Für die an der körpertherapeutischen Arbeit näher interessierten Leser und
Leserinnen verweise ich auf den entsprechenden Artikel von Frau Eckert in
diesem Band (siehe Anm.1) und eine frühere Arbeit von uns
(Eckert/Fichtner,1991). Da ich von
Anfang an Kinder als meine Spiegel betrachten konnte – und sogenannte
„behinderte“ oder „auffällige“ Kinder erst recht – war es stimmig,
daß wiederum ein Kind aus meiner Gruppe den entscheidenden Impuls zu einer
radikalen Neubesinnung meiner Arbeitsweisen gegeben hatte: „Lieber Ali
Feuerdrache (das war ich), woher willst Du wissen, was gut ist für mich?

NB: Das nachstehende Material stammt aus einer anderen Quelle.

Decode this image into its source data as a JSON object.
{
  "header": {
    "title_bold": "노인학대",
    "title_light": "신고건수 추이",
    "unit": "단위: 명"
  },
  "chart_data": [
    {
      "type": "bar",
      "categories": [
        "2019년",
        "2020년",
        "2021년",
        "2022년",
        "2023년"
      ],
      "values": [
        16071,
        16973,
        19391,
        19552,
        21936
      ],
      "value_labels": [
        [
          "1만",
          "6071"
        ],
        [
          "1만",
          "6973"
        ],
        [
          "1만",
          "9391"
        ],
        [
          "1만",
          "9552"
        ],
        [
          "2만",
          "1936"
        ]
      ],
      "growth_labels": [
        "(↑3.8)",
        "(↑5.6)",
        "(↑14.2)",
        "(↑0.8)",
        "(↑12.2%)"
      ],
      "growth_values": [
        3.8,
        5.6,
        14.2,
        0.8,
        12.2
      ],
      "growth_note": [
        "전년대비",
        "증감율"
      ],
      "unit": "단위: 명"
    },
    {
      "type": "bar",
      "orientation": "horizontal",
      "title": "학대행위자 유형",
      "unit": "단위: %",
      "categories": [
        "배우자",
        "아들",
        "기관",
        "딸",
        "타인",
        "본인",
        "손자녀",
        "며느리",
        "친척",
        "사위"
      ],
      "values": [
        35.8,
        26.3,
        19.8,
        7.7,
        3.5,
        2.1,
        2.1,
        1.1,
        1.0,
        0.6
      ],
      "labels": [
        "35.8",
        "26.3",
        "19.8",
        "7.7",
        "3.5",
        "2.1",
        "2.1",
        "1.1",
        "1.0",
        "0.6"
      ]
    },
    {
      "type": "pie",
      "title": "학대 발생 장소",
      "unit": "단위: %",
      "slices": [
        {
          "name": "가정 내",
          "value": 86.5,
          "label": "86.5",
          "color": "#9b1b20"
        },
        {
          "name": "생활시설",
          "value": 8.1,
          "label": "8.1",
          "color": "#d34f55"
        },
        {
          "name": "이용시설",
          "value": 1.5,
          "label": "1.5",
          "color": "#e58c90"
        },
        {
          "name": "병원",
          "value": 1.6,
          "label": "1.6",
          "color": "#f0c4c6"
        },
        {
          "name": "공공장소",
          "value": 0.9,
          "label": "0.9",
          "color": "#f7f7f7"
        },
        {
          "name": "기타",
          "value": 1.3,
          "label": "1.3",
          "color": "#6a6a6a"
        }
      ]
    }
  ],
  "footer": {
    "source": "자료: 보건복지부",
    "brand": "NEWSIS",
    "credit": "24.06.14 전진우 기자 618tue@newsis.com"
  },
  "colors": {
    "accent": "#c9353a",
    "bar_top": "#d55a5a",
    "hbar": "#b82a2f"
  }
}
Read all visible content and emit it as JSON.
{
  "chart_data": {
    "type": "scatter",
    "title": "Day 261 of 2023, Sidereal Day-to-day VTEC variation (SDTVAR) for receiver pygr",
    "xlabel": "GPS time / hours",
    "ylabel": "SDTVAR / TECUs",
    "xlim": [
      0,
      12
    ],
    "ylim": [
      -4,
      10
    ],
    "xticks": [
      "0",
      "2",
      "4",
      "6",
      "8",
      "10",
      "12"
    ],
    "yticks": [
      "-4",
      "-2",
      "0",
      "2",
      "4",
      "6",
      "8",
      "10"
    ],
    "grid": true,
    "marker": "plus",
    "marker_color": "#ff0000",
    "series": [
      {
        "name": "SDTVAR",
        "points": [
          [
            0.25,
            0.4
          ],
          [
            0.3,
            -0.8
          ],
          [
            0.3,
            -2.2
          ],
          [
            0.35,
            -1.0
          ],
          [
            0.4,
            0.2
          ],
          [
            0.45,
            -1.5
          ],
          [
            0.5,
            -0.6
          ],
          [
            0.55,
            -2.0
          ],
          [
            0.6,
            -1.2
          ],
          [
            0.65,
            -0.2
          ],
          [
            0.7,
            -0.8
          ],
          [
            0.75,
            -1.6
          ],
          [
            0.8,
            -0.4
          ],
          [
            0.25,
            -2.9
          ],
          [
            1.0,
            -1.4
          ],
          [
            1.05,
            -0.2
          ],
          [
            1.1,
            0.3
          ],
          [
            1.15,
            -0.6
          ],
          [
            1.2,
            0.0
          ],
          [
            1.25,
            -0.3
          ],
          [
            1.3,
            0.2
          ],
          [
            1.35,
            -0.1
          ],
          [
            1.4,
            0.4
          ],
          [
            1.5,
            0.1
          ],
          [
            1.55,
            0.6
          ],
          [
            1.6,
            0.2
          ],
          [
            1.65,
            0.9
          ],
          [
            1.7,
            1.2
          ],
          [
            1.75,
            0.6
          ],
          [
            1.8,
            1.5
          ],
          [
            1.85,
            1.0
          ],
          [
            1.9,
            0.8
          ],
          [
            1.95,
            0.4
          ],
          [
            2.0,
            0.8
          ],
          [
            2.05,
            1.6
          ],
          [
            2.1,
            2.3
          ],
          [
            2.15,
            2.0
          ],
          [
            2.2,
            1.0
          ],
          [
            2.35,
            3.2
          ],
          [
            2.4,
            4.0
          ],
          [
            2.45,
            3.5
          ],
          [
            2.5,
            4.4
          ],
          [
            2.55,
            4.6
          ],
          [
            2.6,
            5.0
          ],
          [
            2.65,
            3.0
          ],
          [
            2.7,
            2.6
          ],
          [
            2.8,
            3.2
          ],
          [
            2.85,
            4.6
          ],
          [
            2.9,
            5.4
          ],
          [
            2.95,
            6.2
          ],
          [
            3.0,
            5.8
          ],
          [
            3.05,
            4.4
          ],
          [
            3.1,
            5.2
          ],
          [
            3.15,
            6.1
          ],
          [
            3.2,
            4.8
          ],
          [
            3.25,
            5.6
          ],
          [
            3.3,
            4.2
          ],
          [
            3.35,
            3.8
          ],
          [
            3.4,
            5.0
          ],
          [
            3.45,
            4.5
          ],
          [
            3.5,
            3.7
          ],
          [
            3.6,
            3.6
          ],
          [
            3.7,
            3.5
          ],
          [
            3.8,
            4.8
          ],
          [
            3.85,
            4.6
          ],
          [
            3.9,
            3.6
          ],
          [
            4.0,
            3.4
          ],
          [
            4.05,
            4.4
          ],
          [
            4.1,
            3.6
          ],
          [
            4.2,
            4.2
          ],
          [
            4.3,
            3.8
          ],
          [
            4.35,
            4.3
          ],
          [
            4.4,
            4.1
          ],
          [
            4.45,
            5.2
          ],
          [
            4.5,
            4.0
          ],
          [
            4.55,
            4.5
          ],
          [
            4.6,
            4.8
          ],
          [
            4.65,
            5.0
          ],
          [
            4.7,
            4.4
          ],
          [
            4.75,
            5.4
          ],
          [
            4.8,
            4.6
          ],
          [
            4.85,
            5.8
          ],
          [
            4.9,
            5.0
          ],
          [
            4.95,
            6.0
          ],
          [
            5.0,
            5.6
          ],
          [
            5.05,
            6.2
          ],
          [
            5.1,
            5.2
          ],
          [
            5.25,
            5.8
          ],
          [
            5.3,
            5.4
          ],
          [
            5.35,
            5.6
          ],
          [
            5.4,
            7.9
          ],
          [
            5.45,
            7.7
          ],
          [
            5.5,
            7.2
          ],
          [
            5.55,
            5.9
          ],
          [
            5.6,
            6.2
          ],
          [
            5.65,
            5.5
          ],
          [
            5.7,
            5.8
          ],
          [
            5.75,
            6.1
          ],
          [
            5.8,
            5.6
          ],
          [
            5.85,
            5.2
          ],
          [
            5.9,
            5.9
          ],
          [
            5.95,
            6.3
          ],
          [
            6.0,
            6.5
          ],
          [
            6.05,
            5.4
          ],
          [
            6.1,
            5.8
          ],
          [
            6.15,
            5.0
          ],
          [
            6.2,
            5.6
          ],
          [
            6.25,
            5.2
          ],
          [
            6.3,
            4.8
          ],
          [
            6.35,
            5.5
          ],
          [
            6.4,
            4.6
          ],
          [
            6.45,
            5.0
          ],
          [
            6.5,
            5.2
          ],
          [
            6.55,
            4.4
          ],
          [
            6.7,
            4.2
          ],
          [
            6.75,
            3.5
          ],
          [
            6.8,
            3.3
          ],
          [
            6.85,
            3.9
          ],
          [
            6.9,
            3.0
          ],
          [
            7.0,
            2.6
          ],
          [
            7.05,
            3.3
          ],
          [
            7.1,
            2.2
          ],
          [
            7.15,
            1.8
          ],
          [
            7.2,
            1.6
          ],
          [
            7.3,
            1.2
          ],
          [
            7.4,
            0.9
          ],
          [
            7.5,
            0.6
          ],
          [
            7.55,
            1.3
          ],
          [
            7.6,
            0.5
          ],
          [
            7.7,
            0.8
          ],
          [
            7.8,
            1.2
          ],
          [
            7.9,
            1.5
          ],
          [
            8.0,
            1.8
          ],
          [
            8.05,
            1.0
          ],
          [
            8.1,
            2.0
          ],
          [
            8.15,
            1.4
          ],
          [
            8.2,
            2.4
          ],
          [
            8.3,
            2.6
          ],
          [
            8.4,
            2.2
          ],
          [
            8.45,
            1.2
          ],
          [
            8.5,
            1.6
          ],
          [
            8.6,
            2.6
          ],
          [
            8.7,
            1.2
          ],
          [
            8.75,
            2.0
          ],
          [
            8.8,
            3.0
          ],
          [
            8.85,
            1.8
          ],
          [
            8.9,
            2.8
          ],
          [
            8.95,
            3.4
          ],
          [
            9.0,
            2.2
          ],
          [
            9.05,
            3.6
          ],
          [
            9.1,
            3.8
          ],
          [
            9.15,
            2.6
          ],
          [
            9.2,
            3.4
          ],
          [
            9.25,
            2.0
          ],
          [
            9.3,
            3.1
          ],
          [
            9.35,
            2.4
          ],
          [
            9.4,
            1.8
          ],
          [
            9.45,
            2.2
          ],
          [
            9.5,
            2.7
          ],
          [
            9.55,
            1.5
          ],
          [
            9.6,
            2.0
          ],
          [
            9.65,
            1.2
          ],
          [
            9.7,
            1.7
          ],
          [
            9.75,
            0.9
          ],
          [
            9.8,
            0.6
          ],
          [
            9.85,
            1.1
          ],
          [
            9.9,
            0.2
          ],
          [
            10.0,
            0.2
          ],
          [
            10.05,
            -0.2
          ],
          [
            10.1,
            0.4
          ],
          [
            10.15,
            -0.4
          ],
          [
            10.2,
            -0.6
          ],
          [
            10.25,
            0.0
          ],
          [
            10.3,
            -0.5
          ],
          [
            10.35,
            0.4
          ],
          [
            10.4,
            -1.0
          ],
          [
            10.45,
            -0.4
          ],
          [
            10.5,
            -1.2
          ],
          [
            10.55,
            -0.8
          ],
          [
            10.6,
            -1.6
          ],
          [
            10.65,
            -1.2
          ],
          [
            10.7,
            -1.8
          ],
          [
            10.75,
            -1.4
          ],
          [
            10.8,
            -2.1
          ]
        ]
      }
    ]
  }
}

Warum soll ich jetzt mit dem Rollbrett fahren? Ich möchte lieber, daß du mit
mir fortfliegst“. Dies war die Frage/Antwort auf eine gut gemeinte
psychomotorische Intervention von mir, der Junge solle sich doch jetzt stehend
mit geschlossenen Augen auf einem Rollbrett zum Schloß der Prinzessin
schieben lassen, um sie zu befreien. Ich habe ihn dann aufgehoben und er
konnte auf meinem Rücken liegen und „losfliegen“. Das war es, was
er brauchte: Körperkontakt , Innigkeit und Wärme. In die gleiche
Ebene gehört die Frage eines Kindes:„Wann bist Du denn mit deinem Turnen
fertig, wir wollen endlich spielen?“, nachdem ich einmal zu Beginn einer
Einheit einen klassischen psychomotorischen Einstieg mit Fangspiel, Rollbrett,
Pedalo und Weichbodenmatte vorbereitet hatte. Ich entdeckte bei diesen
Kindern, daß sie Beziehung vor Förderung wollten und auch brauchten. Und ich
habe es ihnen gegeben – trotz meiner Angst, „es könne in die Hosen
gehen“. Kurzum, meine verschiedenen Handlungsfelder in Hochschule (Sprachtherapie und Entwicklungsbegleitung mit Kindern), Erwachsenenarbeit (Körperthera-peutische Arbeit für Menschen im Wandel) und Kindergruppen (Psycho-motorische Förderung für „entwicklungsauffällige“ Kinder) führten im Laufe der Zeit immer zu der gleichen Frage: Wie kann ich Kinder in ihrer Entwicklung begleiten, ohne sie zu manipulieren? Wie kann ich trotz/gerade wegen des Wissens um ihre abweichenden bzw. andersartigen Entwicklungsverläufe eine innere Haltung leben, die sich nicht an dem Konstrukt „behandlungsbedürftig“ orientiert. Methodisch zunächst und später inhaltlich stellte ich mir die logisch daraus folgende Frage: Was würde geschehen, wenn ich die Daten der Entwicklung und Pathogenese des Kindes nicht zu einer Problemanalyse verweben würde? Ja, noch weiter, wenn ich Kinder nicht als Problem sehe; das nicht als Problem sehe, was auf dem Rezept steht ,was von Eltern und Ärzten als Problem gesehen wird? Und als ketzerische, unpädagogische Frage zum Schluss: Was würde geschehen, wenn ich kein persönliche Absicht in der Arbeit verfolgen würde, wenn mir alles gleich - gültig wäre, was von und mit den Kinder geschieht? Wenn ich in einem absichtslosen Raum mit den Kindern wäre, total präsent, d.h. wach für das aktuelle Geschehen, lustvoll, d.h. in einer völligen Hingabe an das Handeln und spielerisch, d.h. schöpferisch mit dem Moment verbunden, ohne Verbindung mit Vergangenheit und Zukunft. Gibt es so etwas überhaupt, wie einen absichtslosen Raum in der Begleitung von Kindern? Oder ist diese Vorgehensweise nichts anderes als eine noch subtilere Falle des therapeutischen Egos? (weitere Bemerkung 4) Es sind auch heute noch viele Fragen offen, aber ich kann auch schon einige Antworten anbieten.